When Donald Trump Fired David Rubenstein

The private-equity billionaire spent decades building influence in the capital. Then his philanthropy collided with the president.

Alaska is crucial to understanding the Rubenstein origin story. In the early ’70s, Congress and President Richard Nixon created the Alaska Native Claims Settlement Act, which aimed to settle tribal land claims by transferring 44 million acres of land and nearly $1 billion to Alaska Natives. Native-run corporations would own and administer mineral, fishing, and timber rights on a for-profit basis, employing thousands of Natives and lifting entire communities out of poverty. That was the theory, anyway.

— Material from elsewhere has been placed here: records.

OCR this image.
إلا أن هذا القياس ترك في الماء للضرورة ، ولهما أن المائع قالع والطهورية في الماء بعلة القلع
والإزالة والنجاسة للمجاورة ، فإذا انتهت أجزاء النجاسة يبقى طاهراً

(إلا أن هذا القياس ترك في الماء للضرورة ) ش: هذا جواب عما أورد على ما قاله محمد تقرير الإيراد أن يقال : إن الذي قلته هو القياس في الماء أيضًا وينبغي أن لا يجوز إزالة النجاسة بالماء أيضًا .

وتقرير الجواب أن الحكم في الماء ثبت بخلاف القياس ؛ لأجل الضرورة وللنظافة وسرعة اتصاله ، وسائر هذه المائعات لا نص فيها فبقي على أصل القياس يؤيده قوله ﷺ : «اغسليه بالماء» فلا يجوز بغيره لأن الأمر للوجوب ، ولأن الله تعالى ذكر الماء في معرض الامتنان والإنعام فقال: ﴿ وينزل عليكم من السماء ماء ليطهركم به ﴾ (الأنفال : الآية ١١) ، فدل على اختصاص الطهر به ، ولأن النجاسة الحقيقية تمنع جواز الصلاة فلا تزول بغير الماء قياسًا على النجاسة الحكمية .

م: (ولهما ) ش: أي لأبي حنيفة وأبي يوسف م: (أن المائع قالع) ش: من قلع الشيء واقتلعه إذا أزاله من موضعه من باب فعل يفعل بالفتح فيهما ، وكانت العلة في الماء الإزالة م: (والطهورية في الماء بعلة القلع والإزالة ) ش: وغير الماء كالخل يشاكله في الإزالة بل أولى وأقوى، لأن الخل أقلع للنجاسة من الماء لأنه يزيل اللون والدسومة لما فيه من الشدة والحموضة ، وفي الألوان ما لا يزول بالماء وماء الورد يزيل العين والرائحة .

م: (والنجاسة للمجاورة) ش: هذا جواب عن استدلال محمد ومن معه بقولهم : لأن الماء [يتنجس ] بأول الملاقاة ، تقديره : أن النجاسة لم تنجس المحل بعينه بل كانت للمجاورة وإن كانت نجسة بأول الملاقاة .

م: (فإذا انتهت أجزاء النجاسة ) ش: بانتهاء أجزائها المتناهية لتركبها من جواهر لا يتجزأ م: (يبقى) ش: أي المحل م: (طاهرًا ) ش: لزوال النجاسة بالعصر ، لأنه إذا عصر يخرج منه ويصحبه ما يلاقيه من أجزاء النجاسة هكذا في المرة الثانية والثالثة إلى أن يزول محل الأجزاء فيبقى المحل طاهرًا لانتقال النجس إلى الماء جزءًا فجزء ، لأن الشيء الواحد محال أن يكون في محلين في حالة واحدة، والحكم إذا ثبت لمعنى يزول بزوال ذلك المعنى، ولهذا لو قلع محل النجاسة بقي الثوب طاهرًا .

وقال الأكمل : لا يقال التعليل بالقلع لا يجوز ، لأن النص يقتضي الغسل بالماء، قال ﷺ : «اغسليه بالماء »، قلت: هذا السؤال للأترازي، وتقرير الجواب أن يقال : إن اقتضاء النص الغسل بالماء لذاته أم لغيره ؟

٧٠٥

The reality was messier, and the plan wildly ambitious. At the time, most Alaska Natives lived deep in the bush. Just 14 percent had completed high school and 1 percent had graduated from college. The act pitched tribes into a crash Westernization. By the mid-’80s, several Native-run corporations teetered near insolvency. Alaska’s powerful Senator Ted Stevens, a Republican, stepped in to help. He created a tax loophole, which he assured the Senate would not prove terribly costly, and attached it to a 1986 tax bill. (Stevens had reeled in so many federal dollars that Alaskans jokingly referred to him as the state’s largest industry.) The loophole allowed Alaska Native corporations to sell losses on lumber, mining, and fishing to large American corporations seeking to reduce their tax liability—a potential lifeline for the Native corporations and a profitable possibility for middlemen who understood tax law. You see where this is going?

Rubenstein and his partners in the fledgling Carlyle firm were struggling to make their way in a financial world they only half understood. But they had a splendid sense of how politics and backdoor decision making worked in D.C. One day, Stephen Norris, a co-founder of Carlyle, told Rubenstein of the Alaska loophole, a situation that was practically tailor-made for the firm’s expertise. Rubenstein, then 38, took notes. This, he figured, might be their break.

The Alaska loophole gave birth to what those in Washington business circles called the “Great Eskimo Tax Scam.” It was akin to sounding a dinner bell for D.C. lawyers. Rubenstein dialed tribal leaders and lobbyists affiliated with the Native corporations and promised that he could make them lots of money—in exchange for a cut of the action. He and Norris recruited corporations in search of tax losses, flying the executives to Washington and lodging them at posh hotels. Many of the Native leaders Rubenstein worked with have passed away, but I found a long-retired Native businessman who shared his recollection on condition of anonymity. Rubenstein, he told me, did not talk of the beauty of Alaska’s forests and fjords. Nor did he make much eye contact. I will make you millions, he said, and I will work seven days a week. It was, this man recalled, a disarmingly effective spiel.

In less than a year, Rubenstein and Norris bundled and sold more than $1 billion worth of tax losses by tribal corporations to American companies. For their service, Rubenstein and Norris charged a 1 percent fee and walked away with at least $10 million. With that, Rubenstein knew that he could compete in the world of finance.